Da erhielt die amtierende Außenministerin keine einzige Frage zu all den Problemen, weltweiten Krisen und Kriegen, deren Folgewirkungen auch bis ins hinterste Dorf in Österreich reichen: Hohe Energiepreise, die steigenden Kosten für Benzin und Diesel, Inflation, Migrationsströme, Zölle, Sanktionen, europäische Außengrenzen – all diese Verwerfungen (und noch viele mehr) fallen ins Arbeitsgebiet der Chefdiplomatin.

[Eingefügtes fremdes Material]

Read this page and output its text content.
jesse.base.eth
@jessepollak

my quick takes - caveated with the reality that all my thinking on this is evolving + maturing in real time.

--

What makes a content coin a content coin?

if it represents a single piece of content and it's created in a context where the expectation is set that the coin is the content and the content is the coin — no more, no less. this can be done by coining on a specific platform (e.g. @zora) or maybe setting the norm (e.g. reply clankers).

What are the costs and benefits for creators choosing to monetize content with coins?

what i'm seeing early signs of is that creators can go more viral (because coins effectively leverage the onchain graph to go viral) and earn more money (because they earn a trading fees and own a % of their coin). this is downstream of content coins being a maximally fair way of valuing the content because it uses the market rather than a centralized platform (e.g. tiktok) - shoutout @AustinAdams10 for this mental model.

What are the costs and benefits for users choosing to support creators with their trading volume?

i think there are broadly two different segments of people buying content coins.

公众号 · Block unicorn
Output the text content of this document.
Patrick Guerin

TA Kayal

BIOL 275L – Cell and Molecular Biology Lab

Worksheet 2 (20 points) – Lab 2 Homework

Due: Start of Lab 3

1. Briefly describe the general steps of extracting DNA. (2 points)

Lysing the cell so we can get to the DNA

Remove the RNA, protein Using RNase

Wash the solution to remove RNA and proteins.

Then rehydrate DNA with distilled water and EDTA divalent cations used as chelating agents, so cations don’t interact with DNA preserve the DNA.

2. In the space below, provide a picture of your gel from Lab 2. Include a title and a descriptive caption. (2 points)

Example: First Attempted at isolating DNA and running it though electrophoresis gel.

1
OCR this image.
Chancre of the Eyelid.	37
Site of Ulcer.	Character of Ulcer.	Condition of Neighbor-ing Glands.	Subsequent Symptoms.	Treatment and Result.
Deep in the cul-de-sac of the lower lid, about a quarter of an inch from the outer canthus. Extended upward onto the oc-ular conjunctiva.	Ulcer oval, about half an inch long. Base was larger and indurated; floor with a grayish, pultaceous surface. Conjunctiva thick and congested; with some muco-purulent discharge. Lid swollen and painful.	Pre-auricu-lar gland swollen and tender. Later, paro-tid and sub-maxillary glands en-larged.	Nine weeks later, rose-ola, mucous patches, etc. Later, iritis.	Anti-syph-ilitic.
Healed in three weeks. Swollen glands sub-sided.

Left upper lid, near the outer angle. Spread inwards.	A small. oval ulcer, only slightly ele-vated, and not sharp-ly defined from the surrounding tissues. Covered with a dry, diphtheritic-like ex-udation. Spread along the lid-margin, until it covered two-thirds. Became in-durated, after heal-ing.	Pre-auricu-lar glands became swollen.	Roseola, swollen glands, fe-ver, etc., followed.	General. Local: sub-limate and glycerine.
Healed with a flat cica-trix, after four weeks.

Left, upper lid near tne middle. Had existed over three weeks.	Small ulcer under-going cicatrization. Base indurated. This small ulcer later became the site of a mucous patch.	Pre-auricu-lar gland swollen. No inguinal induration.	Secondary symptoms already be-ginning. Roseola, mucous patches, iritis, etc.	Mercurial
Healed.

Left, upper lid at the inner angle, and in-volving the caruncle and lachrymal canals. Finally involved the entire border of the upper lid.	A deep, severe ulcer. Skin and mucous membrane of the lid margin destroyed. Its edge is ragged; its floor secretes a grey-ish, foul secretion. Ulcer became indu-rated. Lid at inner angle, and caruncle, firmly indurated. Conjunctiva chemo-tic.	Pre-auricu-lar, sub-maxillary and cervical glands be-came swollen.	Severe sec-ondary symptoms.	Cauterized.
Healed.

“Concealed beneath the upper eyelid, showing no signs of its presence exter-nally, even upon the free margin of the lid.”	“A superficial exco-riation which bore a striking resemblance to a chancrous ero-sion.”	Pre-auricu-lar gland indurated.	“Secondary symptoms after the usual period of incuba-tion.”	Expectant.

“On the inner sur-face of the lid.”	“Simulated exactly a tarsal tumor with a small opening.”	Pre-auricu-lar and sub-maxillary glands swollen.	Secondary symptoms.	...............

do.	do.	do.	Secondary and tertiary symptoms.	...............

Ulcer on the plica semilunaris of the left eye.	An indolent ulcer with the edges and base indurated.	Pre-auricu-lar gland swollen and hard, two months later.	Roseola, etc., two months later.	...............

Es hätte diesem Gespräch gutgetan, neben den brav abgehandelten innenpolitischen Problemlagen auch den Blick ein wenig nach außen zu heben. Und einige Antworten zu bekommen:
Wie es Österreich etwa mit der israelischen Regierung hält. Welchen denkbaren Ausweg aus dem Krieg Meinl-Reisinger, von der FPÖ als „NATO-Beate“ beschimpft, für die Ukraine sieht. Außenpolitische Fragen mögen kein Quotenbringer sein – aber sie schlichtweg zu vergessen, wenn die Außenministerin gegenübersitzt, mutet doch schmerzhaft provinziell an.